Fig. 4: Remote NIR identification of bacteria.
From: Remote near infrared identification of pathogens with multiplexed nanosensors

a A simple NIR stand-off setup enables remote (25 cm) imaging of the NIR fluorescent sensors embedded in a hydrogel (HG) array. b Photograph (in the visible spectrum) of the HG nanosensor array and its corresponding NIR fluorescence image (scale bar 0.5 cm). c Arrangement and functionality of the 9 sensors in the HG array. d Remote NIR fluorescence image of a sensor array incorporated in a microbiological agar plate, inoculated with S. aureus.

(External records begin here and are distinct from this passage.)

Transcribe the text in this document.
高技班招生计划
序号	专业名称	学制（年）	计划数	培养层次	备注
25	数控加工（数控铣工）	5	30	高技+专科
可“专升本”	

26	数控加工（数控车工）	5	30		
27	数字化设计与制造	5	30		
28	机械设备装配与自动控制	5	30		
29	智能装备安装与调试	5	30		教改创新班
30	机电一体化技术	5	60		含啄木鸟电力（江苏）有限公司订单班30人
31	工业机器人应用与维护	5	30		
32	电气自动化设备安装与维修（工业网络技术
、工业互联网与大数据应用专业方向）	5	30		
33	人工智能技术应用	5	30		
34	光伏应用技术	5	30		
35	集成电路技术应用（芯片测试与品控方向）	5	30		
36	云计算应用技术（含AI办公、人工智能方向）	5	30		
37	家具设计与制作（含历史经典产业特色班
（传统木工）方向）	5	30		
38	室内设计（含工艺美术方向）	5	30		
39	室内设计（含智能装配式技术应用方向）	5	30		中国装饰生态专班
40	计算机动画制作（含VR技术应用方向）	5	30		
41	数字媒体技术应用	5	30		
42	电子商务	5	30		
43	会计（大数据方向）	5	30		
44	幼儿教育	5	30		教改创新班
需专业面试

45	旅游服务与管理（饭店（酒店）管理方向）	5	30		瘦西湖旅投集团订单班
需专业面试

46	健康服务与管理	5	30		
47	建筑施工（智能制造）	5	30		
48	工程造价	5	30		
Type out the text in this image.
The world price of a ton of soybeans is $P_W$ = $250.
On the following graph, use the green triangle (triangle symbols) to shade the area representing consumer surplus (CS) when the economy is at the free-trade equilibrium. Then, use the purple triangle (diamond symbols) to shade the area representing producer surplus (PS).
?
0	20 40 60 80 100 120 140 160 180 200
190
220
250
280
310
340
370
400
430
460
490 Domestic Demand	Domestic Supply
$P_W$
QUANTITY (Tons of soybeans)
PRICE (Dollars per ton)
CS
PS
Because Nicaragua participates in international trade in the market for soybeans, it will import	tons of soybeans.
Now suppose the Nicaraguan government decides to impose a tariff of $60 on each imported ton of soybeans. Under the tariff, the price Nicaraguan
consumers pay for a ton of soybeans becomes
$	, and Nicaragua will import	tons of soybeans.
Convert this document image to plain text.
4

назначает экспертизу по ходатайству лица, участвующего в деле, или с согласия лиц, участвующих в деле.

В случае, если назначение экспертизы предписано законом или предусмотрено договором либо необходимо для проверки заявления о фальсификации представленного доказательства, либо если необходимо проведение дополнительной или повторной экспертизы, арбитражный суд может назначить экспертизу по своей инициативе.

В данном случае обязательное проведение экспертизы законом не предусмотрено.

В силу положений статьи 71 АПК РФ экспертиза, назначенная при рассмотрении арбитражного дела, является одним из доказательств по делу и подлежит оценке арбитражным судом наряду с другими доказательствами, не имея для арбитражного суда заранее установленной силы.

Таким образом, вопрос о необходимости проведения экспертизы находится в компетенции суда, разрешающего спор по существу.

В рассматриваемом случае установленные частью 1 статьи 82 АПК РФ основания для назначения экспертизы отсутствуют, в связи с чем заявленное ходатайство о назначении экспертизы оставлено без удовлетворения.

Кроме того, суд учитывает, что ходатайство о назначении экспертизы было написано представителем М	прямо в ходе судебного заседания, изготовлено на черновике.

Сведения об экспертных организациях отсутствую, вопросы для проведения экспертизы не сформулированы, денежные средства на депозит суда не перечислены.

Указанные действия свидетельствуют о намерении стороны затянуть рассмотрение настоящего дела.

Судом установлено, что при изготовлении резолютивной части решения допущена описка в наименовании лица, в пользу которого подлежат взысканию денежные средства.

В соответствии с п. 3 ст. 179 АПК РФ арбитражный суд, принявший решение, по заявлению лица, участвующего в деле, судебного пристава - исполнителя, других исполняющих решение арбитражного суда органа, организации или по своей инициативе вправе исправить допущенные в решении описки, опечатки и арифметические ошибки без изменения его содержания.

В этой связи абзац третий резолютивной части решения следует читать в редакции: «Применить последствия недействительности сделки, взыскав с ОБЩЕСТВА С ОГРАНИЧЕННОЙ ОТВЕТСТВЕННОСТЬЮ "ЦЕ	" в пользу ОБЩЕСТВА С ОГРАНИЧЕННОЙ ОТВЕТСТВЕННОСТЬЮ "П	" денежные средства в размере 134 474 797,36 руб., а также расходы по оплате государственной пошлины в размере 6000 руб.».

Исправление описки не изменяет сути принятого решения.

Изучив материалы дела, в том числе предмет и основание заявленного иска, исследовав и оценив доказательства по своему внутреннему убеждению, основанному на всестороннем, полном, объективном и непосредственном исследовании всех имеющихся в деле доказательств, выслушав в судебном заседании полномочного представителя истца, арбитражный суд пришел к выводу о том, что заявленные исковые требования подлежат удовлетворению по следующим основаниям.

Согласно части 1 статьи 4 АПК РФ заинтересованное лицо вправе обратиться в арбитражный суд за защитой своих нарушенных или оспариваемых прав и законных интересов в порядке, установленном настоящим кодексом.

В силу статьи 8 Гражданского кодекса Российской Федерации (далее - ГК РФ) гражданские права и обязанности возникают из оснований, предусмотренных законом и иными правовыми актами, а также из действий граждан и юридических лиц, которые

During bacterial growth the sensor pattern changes (scale bar 0.5 cm). e Corresponding sensor response normalized to the EB-NS signal during S. aureus growth, from 0 to 72 h (n = 3 independent experiments, mean ± SD). f Representative fluorescence response fingerprint of six pathogens, monitored after 72 h. g Fluorescence SWCNT array fingerprint of all bacteria and strains, evaluated after 72 h. (ΔISR—sensor response: IS1/IR1/IS0/IR0; IS—intensity sensor, IR—intensity reference (EB-NS)) (n = 3 independent experiments, mean ± SD). h PCA (principal component analysis) of the fluorescence fingerprint of all analyzed strains, plotted for different timepoints (12–72 h). Each point represents one bacterial sample including clinical isolates from different patients. Control = medium only. i Mean sensor array fingerprint from diverse clinical isolates of each S. aureus (n = 21 biologically independent samples) and S. epidermidis (n = 22 biologically independent samples) 72 h after incubation. (error = SE). j Corresponding PCA for the array fingerprint after 72 h growth of the clinical isolates of S. aureus and S. epidermidis. k Time resolved fluorescence change of the nanosensor array after addition of liquid culture supernatant from P. aeruginosa. (24 h incubation in LB-medium, I—intensity sensor at t = x; I0—intensity sensor at t = 0) (mean of n = 3 independent experiments). l Stochastic simulation that predicts how bacteria discrimination improves with number of sensors. The simulation is based on experimental responses and selectivities as range for novel sensors and uses PCA as well as mean linear discrimination analysis (LDA) to distinguish bacteria. Mean values are plotted and the dashed lines/transparent area represent the SD from 25 independent simulations. Ellipses in (h, j) indicate the 0.68 bivariate confidence interval.